Just what is “lag,” anyway?
Lag is a very misunderstood concept in golf. Most amateurs can see that professionals maintain the lag or angle between the lead arm and club shaft as long as possible in the downswing to deliver the most powerful blow possible, but fail to understand how and why this happens. Left to their own means, many golfers have tried to hold onto this angle as long as they can and wind up shanking the ball, topping it and hitting shots to the right (Photo 1). These shots come from not understanding how to achieve lag and still turn the club over through impact.
Lag comes from proper sequencing on the downswing — not from trying to artificially hold onto the angle. Proper force generation and sequencing comes from the ground up and winds “out” into the club.
Just as a skier or snowboarder does a twist or a basketball player does a spinning dunk, they start their movement from the ground. Powerful golfers also start their downswings this way. They shift their weight from the right leg to the left (for righties) as their pelvis starts to unwind (Photo 2), then their upper torso starts to unwind, followed by their arms and then finally they deliver the club to the ball (Photo 2A).
In this sequence, the arms start down third and the club is fourth. When golfers lose the lag in their swings prematurely, they start the downswing with their arms and/or club first (Photo 3), which leads to a bad strike (Photo 3A).
Try the following drill to see if you can get the feel for the proper downswing sequence.

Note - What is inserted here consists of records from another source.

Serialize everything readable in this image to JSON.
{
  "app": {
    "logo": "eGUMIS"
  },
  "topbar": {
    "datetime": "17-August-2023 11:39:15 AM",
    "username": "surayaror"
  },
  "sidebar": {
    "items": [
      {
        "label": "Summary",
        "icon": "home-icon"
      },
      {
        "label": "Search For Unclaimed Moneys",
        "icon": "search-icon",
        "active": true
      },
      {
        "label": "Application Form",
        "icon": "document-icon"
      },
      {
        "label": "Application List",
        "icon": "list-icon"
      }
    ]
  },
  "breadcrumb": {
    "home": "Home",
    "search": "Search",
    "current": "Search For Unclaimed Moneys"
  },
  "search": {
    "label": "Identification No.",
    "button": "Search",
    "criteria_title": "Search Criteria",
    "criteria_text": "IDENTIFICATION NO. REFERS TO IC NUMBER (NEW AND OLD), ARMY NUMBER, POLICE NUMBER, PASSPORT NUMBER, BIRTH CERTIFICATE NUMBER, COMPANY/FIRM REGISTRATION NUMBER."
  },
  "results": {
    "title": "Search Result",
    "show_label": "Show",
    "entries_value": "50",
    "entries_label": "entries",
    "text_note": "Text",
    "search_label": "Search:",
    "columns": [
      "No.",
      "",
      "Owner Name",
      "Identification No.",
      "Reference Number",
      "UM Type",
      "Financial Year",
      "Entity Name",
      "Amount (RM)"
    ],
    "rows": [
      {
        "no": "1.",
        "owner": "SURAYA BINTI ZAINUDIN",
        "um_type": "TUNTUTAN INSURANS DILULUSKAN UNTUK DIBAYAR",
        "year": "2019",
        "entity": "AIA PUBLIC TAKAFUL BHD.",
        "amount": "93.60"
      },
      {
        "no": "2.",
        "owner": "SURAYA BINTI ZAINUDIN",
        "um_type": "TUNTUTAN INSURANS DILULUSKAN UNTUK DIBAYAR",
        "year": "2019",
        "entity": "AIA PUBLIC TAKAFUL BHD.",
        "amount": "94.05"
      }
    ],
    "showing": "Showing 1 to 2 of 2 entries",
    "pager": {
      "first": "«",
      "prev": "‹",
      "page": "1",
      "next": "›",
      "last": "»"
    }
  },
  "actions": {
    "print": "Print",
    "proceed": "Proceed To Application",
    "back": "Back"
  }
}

1. Set up to the ground, no ball, with a 6 or 7-iron. Bend both arms and place the shaft on the outer part of your right upper arm (Photo 4). You may have to let go slightly with your right hand, as I have.
2. Turn your shoulders 90 degrees as if you had made a backswing but keep the club shaft against your right arm (Photo 5).
3. Make your downswing and see how long you can keep the shaft touching your right arm (Photo 6) — at least until your hands get even with your right leg.
Feel the delayed release and then whipping of the club head through impact. You should feel your forearms and club turn over naturally (Photo 7).
Result: Delaying the club release through proper sequencing will help you maximize your distance.